Meredith Klein of Meredith and the Media interviewed Archie Hall, acting economics editor at The Economist, about his job.
Here is an excerpt:
- You’ve been at The Economist for nearly three years. You started as the Britain economics reporter, then U.S. economics reporter, and now actingeconomics editor. What’s driving your and your team’s coverage?
- The advice I got when I started was to start with the fact that we are a weekly publication. That rhythm means you have the opportunity to spend more time thinking about what you might write than if you are with a very high metabolism daily or online publication. It also means that the readers who are looking at your stuff may well look at it a couple of days after you publish it. We go to print Thursday mornings, and it arrives in the newsstands and on people’s doorsteps over the course of the weekend. You then say, “OK, what can I say that will be interesting and novel and additive to readers one week down the line, or a few days down the line? Where will the conversation go? What is going to be the crux of this debate?”
- Obviously, we do, as any news organization does, respond pretty quickly to the news when we need to. I had the joyous experience of Donald Trump announcing Kevin Warsh as his Federal Reserve chair pick at 7 a.m. on a Friday. It was reported the night before that it was going to come out that day, and I, like an idiot, thought, “This will come out later in the morning, and I’ll have plenty of time to write out my piece.”
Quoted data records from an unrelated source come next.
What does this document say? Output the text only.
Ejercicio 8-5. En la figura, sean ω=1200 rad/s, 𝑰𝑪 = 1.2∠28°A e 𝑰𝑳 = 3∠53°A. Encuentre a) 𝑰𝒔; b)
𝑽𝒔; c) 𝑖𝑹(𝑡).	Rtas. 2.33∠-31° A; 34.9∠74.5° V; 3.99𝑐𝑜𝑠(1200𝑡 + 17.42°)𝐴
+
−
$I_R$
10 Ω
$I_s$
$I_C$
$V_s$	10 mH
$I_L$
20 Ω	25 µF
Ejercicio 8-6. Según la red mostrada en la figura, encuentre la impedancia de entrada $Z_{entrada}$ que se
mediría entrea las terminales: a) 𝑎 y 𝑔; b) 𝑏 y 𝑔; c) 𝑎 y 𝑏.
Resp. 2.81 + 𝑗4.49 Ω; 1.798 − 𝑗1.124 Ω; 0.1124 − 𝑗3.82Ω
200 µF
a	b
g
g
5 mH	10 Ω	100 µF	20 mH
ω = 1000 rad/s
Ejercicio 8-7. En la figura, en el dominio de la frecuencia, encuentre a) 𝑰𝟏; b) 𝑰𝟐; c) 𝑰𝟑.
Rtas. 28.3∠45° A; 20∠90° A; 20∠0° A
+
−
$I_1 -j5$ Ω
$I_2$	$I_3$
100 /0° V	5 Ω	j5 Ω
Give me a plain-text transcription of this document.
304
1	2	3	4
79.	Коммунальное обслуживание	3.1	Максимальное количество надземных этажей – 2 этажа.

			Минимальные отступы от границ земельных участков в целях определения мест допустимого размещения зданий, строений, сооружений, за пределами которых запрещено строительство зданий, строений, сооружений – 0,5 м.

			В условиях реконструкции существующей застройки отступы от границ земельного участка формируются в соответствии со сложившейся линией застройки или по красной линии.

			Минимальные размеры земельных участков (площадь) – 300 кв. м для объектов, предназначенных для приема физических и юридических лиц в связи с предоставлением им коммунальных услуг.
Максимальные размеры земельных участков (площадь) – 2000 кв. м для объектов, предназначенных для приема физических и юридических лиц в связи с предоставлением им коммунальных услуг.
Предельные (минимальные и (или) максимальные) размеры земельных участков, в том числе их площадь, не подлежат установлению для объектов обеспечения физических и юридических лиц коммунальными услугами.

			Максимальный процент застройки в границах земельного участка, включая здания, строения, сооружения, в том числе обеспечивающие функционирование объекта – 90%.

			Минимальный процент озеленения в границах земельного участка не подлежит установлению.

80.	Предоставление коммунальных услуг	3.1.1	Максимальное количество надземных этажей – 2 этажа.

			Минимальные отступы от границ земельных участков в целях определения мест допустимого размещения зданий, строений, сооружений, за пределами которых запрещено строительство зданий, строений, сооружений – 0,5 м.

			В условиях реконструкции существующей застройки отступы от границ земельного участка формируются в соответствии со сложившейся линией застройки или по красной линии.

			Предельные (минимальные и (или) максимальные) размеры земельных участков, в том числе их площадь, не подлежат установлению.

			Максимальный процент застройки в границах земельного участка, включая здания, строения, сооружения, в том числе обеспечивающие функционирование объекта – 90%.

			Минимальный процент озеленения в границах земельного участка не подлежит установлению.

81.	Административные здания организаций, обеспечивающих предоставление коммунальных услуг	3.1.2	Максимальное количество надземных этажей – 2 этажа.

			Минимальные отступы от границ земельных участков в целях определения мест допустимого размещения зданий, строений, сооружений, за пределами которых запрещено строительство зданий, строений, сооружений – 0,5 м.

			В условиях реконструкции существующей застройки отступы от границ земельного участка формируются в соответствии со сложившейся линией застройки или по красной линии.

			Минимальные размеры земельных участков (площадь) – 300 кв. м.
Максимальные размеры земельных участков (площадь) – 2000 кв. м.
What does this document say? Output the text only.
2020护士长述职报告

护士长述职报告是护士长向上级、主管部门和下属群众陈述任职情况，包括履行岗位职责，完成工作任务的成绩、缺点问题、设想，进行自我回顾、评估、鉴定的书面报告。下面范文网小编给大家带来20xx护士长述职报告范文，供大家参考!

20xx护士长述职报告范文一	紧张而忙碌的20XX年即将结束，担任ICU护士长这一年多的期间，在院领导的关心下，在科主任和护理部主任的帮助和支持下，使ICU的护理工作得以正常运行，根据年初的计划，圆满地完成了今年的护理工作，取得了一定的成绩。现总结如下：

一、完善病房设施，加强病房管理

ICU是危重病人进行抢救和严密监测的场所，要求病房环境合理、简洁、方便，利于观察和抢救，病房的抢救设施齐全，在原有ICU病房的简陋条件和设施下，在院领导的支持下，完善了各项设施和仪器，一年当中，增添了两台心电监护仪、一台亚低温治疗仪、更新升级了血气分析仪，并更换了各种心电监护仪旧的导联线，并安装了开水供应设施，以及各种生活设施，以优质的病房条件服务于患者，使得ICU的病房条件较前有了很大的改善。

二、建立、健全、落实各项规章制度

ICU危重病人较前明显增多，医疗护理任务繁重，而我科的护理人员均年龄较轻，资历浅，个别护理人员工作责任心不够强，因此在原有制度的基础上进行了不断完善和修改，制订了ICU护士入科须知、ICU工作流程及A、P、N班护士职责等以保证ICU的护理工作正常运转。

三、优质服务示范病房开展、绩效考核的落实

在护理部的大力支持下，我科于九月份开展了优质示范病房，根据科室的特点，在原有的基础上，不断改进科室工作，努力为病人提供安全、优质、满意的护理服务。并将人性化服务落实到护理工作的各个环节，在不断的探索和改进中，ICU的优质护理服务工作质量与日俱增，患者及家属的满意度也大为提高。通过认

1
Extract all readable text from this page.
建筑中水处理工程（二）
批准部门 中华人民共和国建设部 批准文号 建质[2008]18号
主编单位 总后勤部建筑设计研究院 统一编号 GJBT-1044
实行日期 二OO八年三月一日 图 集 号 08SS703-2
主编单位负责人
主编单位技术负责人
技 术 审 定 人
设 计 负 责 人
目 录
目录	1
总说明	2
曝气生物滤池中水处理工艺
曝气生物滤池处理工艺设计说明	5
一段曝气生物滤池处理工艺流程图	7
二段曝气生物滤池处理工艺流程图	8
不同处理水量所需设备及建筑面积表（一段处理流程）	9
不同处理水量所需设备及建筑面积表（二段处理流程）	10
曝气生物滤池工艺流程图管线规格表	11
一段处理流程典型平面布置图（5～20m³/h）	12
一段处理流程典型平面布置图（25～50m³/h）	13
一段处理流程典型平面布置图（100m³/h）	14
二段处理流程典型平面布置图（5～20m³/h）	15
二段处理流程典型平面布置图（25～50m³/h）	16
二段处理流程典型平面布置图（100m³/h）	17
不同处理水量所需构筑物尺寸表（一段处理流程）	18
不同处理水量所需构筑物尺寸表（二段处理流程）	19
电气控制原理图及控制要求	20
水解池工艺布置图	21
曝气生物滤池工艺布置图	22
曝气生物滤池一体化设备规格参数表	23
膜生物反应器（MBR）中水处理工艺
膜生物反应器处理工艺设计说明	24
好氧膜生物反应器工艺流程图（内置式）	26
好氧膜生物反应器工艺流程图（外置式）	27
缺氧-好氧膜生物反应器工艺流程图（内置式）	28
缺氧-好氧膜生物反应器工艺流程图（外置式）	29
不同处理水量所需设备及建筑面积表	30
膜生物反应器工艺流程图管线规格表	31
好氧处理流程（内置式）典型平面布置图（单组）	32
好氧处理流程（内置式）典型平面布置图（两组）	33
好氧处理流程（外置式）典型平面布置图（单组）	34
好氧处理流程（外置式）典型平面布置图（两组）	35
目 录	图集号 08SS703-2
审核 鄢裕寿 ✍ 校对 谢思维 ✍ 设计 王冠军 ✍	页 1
- There are moments like that where we try to get things out quickly for readers so that they have our take on really important news. But often, the place where we try to add value is stepping back a bit. What can you add to the conversation that’s interesting, in full knowledge that there are folks like the wire services, or The New York Times, who can do an extraordinarily good job at just hitting what happens point by point?